31. Retour de permission
Learn these words verbatim, one by one
These are the truths you’ll need:
Raise your flags to freedom ; march for your country ; keep your lips sealed
Matt Fishel, “Testament”
Un week-end de permission où je n’ai rien dit à ma mère de ce qui s’était passé ; je n’ai rien dit des menaces dont j’ai été l’objet.
Je m’occupe comme je peux. Une promenade en forêt pour me changer les idées. Le reste du temps, j’ai fait semblant de lire. Je ne pense à rien d’autres qu’aux menaces du sergent. Un week-end d’angoisse, non de repos. Je feins d’être fatigué, alors que je suis tourmenté.

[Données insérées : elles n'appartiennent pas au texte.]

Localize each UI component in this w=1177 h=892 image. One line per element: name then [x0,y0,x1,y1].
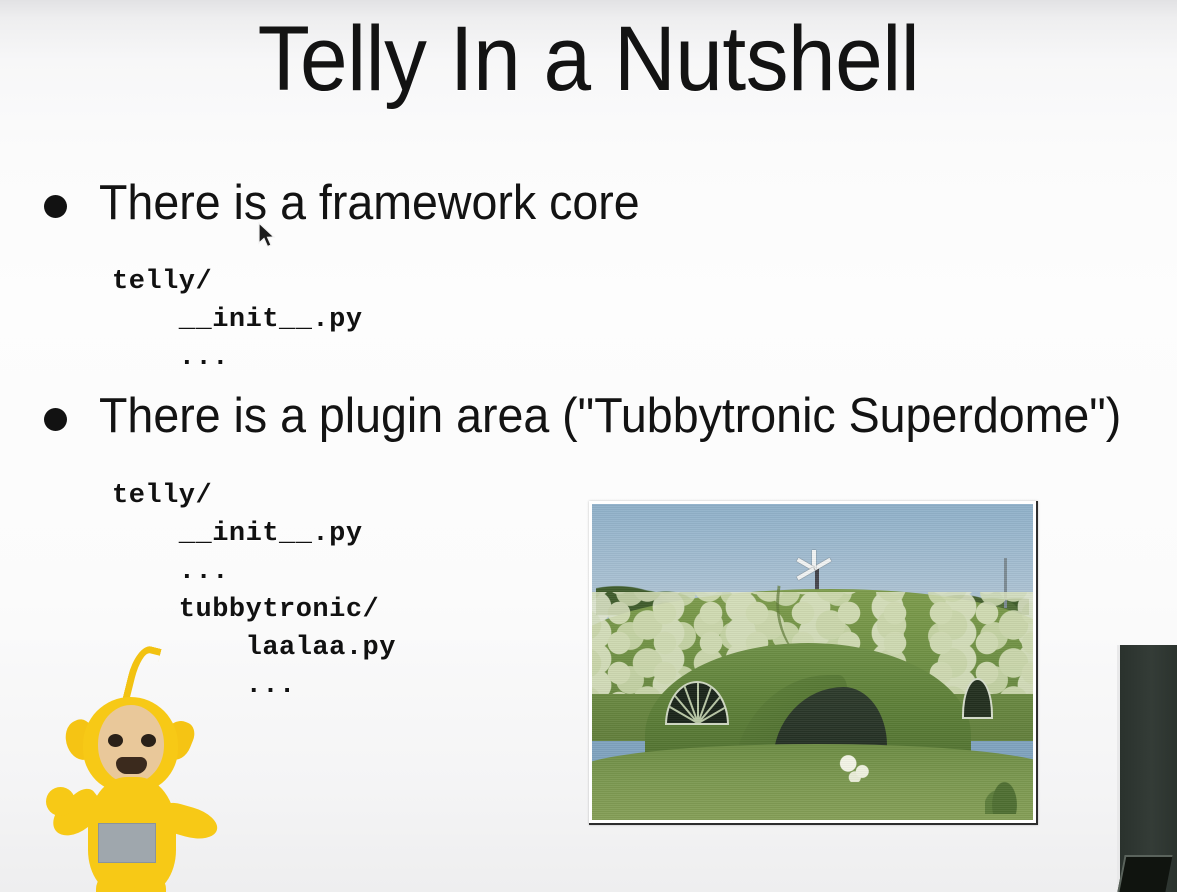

Qu’allait-il m’arriver le lundi matin ? Mon nom allait-il être appelé devant toute la section – voire la compagnie – rassemblée ? Devrai-je me diriger, avec deux ou trois compagnons d’infortune, revêtu du beau treillis de défilé, en direction du bâtiment qui se trouvait à l’entrée du Régiment, à droite du portail Rabier ? Devrai-je comparaître devant le Colonel en personne ? Cet homme, qui se trouvait à dix échelons hiérarchiques au moins au-dessus du rien du tout qu’est un soldat appelé, allait-il me faire subir la plus cuisante des homélies, le plus sévère des sermons, avant, d’un geste, d’ordonner à des cadres de m’enfermer dans le local disciplinaire ? Et là, que me ferait-on ? Comment allait-on me punir ?
Comment va-t-on me briser ?
Je suis indigné par la façon dont on me traite ! C’est injuste ! Ce qu’on me reproche au fond, c’est d’être ce que je suis, ce petit intello un peu fragile, qui « ramène sa science » sans s’en rendre compte tout simplement parce qu’il parle un peu trop bien, qu’il ne beugle pas comme une caricature de « mec », qui s’accroche comme il peut pendant les exercices mais qui n’est très rapide, ni très fort, ni très agile.
Je suis un mauvais soldat, je l’avoue. Je suis un faible, un trouillard, un binoclard ! Et alors ? Soldat, je n’ai pas demandé à l’être, bon sang !
Qu’ils arrêtent au moins de m’humilier ! Qu’ils me maltraitent comme ils le veulent, mais au moins qu’ils arrêtent de dire que je suis le dernier des derniers !
*
J’arrive à la caserne le dimanche soir, au coucher du Soleil. Ma mère m’a amené en voiture. Je l’ai salué en souriant, comme si de rien n’était ; puis j’ai fait face au portail Rabier, je n’ai pas regardé sa Jetta rouge qui s’éloignait.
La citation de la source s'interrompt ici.